I think the only good news is we're getting any news at all."
Iraqis are the only bridge for any respectable news organization attempting to gain access to what's going on, but alliances with Americans paint clear targets on their backs. "One of the things that distinguishes this war from others is that most journalists are not being caught in cross fire. They are being murdered," Mahoney said. Murders account for about two-thirds of the Iraqi journalist deaths, and without those reporters, he said, the American public "doesn't have all the information it should have at their fingertips to make informed decisions."
One wonders if the military and the administration do either. Camille Evans, an Army intelligence sergeant, said during a March 20, 2007, panel of Iraq war veterans at the Commonwealth Club, "For most of our intelligence, we did use CNN."
Though affiliations with Americans put all Iraqi journalists in peril, other risks lie along the sectarian divides. If they work for an independent Iraqi newspaper attempting unbiased journalism, they're just as bad as Americans. If they spin for one side, they're targeted by the other. In short, the only agreement between Sunni insurgents and Shiite militias could be their shared attitude toward journalists: work for us or you're dead.
There were many times Fekeiki believed he would die when he was covering the November 2004 assault in Fallujah as mortars hummed over his tent, or when he was kidnapped by Mahdi Army fighters who told him, "You will disappear behind the sun," before he managed to escape into a passing ambulance. And then there were the straight-up death threats.
"I was threatened three times," he told us. "The first time, my bureau chief was Karl Vick, and he said, 'We'll fly you out to any place you want. We'll take care of you,' and I said no. He said, 'We have to do something. We can't risk your life.' I said, 'OK, I'll go embed with the Marines in Fallujah, to cover the assault.' "
Fekeiki saw this as a way to disappear from his neighborhood for a little while but still be involved at the Post and give the paper something he thought it needed an Iraqi to cover the Iraqi side of the story. "They didn't have one. The Iraqis in our office didn't want to do it."
Fekeiki didn't tell a soul about the second death threat, a letter on his doorstep. "I didn't want them to fly me out of Iraq. I wanted to stay.

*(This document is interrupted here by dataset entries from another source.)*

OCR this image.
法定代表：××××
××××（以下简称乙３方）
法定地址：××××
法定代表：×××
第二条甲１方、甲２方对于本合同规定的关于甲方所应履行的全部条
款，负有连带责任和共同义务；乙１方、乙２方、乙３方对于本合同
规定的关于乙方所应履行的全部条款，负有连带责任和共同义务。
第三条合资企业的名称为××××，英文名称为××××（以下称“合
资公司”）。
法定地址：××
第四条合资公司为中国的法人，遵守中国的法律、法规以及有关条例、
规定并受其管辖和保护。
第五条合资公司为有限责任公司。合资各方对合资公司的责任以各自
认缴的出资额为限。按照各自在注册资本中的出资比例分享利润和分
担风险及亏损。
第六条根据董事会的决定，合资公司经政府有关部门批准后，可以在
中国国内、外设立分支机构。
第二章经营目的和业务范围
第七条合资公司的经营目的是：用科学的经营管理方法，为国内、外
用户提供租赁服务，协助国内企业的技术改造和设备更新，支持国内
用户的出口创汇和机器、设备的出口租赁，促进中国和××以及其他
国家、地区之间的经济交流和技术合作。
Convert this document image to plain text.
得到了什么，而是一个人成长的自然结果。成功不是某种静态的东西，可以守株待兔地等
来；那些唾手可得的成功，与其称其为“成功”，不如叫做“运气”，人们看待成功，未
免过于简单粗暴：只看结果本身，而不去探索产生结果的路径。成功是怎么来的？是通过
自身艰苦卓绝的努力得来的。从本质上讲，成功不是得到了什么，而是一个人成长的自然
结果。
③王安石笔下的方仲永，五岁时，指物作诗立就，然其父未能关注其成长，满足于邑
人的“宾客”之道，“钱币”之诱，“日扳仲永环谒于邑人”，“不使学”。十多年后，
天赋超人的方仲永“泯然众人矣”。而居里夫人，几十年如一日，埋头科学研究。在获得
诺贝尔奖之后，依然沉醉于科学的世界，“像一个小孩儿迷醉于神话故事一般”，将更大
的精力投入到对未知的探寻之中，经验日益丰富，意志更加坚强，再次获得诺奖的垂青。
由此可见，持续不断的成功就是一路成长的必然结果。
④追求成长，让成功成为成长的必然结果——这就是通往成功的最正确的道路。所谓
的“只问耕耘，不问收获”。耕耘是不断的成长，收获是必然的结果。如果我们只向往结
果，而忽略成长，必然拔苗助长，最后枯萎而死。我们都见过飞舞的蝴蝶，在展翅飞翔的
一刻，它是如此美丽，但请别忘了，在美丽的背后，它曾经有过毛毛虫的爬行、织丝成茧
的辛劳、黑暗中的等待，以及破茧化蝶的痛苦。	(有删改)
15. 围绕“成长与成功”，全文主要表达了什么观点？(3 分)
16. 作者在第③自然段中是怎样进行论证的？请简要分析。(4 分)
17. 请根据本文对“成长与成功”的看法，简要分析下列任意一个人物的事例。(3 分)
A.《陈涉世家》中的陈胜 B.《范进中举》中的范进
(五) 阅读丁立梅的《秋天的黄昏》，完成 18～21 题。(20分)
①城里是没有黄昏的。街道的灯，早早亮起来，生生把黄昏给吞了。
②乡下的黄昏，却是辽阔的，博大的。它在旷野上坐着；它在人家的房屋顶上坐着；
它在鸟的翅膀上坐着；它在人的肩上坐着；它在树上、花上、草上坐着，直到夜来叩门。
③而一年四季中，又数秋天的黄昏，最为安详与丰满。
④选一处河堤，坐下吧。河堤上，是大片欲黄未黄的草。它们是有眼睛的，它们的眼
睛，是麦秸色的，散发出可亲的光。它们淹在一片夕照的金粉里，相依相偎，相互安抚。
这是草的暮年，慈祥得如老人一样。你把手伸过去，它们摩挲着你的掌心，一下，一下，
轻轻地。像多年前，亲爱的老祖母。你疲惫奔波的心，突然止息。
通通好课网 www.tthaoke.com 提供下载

I knew that if I told the Post, they would ask me to leave, give me another job somewhere else. I didn't want that."
He had dreams of using this opportunity at the Post to eventually start a newspaper in Iraq and, if that went well, perhaps a career in politics. First he would need the hard currency of an American education. Reluctant to leave his family, Fekeiki bargained with himself and decided he would only apply to UC Berkeley, where some of his Post friends had attended journalism school. If he didn't get in, he would stay in Iraq.
The final death threat came June 15, 2006. "A car chased me from the office to my house," he recalls. Flooring the gas pedal of his Opal, he managed to get away.
By then he'd received his acceptance letter to Berkeley and had a scholarship fund started by Post owner Don Graham and continued by his colleagues at the paper. All he needed was a student visa, but the risks were mounting. "I was supposed to leave early August. I thought, why would I risk two months? Let's just leave now," he said.